Hoy
- Type: Daily newspaper
- Founder(s): Miguel Franjul
- Publisher: Editora Hoy S.A.S.
- Editor: Bienvenido Álvarez Vega
- Founded: August 11, 1981; 44 years ago
- Language: Spanish
- Headquarters: Dominican Republic
- Country: Dominican Republic
- Website: hoy.com.do

= Hoy (Dominican newspaper) =

Hoy (Spanish for Today) is a nationally circulated newspaper in the Dominican Republic.

It was founded August 11, 1981, by José Luis Corripio Estrada (president of Grupo Corripio) with assistant editor Miguel Franjul (who later became the director of Listín Diario, where he had worked previously). It was initially supervised by journalist (and later journalism professor, ambassador and United Nations dignitary) Virgilio Alcántara, who in total founded and directed four daily newspapers, including Última Hora (Breaking News). Subsequent chief editors were Nelson Marrero and Mario Álvarez Dugan (who led 1988–2016). Its current director is Bienvenido Álvarez Vega, who has over 50 years experience in journalism.

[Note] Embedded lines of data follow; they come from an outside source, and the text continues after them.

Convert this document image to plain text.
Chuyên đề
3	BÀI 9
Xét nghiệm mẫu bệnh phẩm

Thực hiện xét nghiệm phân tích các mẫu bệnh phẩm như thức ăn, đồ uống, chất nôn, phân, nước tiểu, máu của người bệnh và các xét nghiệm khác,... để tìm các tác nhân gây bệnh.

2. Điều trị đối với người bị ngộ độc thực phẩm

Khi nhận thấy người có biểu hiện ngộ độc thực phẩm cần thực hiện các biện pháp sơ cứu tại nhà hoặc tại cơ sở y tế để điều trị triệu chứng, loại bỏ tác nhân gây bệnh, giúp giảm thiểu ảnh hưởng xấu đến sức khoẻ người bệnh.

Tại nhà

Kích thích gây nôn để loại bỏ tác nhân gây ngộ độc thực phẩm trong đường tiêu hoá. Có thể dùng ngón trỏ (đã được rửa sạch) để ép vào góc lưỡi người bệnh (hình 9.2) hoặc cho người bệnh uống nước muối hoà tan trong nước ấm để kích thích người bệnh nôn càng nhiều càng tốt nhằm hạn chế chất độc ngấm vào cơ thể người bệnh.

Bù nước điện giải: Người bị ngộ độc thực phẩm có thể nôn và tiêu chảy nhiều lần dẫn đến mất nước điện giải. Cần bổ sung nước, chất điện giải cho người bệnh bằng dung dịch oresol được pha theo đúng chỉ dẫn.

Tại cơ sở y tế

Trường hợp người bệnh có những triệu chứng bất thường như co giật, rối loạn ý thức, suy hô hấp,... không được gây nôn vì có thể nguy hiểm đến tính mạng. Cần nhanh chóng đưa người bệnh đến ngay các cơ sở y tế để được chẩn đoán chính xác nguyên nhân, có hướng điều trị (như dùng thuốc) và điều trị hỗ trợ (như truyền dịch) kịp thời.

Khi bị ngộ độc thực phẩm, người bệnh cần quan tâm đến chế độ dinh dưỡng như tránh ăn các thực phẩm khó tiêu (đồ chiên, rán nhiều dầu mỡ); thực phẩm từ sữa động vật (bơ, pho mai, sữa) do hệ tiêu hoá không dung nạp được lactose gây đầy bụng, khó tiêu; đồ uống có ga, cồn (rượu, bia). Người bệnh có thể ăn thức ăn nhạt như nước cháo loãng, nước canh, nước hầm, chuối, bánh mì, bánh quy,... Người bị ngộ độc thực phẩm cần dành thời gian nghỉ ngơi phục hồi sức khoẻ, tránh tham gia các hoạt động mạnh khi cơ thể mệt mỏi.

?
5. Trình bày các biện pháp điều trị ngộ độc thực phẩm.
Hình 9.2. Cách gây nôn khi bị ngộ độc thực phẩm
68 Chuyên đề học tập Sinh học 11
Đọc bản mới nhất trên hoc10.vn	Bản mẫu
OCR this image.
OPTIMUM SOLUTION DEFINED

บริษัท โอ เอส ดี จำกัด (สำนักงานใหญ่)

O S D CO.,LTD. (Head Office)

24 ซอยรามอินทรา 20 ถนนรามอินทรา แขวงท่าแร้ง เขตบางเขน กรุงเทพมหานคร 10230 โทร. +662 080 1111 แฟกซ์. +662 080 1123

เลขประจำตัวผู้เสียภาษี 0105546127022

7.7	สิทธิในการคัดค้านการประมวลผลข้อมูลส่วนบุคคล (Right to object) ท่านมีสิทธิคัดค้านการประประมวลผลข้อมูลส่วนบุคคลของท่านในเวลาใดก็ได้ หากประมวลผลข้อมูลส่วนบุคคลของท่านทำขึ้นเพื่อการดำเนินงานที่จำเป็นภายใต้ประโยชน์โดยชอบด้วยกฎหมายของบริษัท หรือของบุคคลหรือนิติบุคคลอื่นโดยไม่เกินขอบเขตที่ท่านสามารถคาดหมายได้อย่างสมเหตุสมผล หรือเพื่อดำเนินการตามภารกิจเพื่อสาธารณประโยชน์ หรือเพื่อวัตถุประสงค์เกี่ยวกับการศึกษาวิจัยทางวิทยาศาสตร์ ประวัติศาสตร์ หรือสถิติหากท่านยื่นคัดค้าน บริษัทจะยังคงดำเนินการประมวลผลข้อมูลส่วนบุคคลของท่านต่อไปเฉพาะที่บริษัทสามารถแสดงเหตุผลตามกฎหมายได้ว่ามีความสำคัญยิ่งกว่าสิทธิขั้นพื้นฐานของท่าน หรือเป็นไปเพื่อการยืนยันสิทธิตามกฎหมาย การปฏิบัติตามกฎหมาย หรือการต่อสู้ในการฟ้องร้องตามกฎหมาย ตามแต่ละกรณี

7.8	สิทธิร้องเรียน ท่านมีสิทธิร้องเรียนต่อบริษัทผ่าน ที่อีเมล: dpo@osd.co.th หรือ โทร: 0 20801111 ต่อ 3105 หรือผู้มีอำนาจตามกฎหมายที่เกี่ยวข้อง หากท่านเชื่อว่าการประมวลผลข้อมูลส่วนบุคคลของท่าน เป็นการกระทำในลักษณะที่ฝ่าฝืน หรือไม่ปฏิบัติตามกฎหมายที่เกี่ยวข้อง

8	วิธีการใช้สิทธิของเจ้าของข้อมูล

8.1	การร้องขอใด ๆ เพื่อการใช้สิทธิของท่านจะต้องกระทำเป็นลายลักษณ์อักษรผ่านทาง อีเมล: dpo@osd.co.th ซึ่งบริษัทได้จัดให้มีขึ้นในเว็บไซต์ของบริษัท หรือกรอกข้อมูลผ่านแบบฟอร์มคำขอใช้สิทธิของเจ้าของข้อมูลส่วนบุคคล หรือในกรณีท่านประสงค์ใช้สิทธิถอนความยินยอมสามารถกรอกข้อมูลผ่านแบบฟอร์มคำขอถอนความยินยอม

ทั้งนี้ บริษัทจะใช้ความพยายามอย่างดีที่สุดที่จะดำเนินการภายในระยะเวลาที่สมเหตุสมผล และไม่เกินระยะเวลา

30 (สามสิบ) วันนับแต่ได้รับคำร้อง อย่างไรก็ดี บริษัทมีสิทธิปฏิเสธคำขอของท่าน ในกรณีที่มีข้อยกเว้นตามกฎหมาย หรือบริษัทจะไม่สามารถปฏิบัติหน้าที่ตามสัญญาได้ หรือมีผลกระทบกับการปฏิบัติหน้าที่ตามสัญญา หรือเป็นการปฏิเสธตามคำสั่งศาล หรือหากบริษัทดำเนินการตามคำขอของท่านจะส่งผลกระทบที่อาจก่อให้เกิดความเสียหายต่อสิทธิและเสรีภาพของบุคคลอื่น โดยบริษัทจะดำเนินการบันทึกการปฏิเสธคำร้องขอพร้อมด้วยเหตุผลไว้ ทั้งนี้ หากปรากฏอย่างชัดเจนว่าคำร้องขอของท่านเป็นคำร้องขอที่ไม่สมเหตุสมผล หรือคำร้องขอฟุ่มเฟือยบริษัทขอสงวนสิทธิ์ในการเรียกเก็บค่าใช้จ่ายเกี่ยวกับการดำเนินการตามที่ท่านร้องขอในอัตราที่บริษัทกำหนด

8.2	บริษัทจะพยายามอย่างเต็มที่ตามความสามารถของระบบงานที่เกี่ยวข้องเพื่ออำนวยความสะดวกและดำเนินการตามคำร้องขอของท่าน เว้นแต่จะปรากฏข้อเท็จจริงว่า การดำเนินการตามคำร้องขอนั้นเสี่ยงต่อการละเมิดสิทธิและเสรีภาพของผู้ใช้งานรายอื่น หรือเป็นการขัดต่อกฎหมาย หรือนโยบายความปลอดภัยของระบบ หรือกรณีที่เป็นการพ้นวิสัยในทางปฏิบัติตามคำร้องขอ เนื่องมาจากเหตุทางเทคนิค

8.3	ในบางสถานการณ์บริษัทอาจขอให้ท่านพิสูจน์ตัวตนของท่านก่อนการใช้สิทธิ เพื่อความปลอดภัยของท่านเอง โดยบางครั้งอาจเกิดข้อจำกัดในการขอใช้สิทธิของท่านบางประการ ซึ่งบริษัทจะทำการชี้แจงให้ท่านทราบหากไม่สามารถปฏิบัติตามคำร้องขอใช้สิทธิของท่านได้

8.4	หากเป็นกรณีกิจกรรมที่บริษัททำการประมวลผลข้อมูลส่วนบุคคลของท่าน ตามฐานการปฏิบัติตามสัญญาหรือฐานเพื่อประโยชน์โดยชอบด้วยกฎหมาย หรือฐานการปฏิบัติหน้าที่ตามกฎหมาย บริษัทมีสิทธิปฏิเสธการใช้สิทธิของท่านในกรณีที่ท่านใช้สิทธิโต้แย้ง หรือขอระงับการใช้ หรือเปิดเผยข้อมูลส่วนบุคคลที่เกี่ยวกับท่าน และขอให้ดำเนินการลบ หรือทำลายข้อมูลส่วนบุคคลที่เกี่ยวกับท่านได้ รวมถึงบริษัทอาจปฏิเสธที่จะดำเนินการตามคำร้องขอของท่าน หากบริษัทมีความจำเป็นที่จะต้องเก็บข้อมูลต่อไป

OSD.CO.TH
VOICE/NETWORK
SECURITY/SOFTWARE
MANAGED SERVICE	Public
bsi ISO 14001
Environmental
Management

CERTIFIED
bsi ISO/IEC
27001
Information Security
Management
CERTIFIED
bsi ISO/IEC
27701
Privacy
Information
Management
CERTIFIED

At one point, Hoy was the second bestselling newspaper nationwide. However, for multiple reasons as well as the decline in sales of print news, more recent circulation of Hoy has declined to approximately 82,000. Beyond print circulation, however, Hoy has maintained a strong digital presence. As of December 2024, its website, hoy.com.do, received approximately 2.84 million visits. Editora Hoy S.A.S., the publisher of Hoy, has reported a sales revenue of US$8.99 million.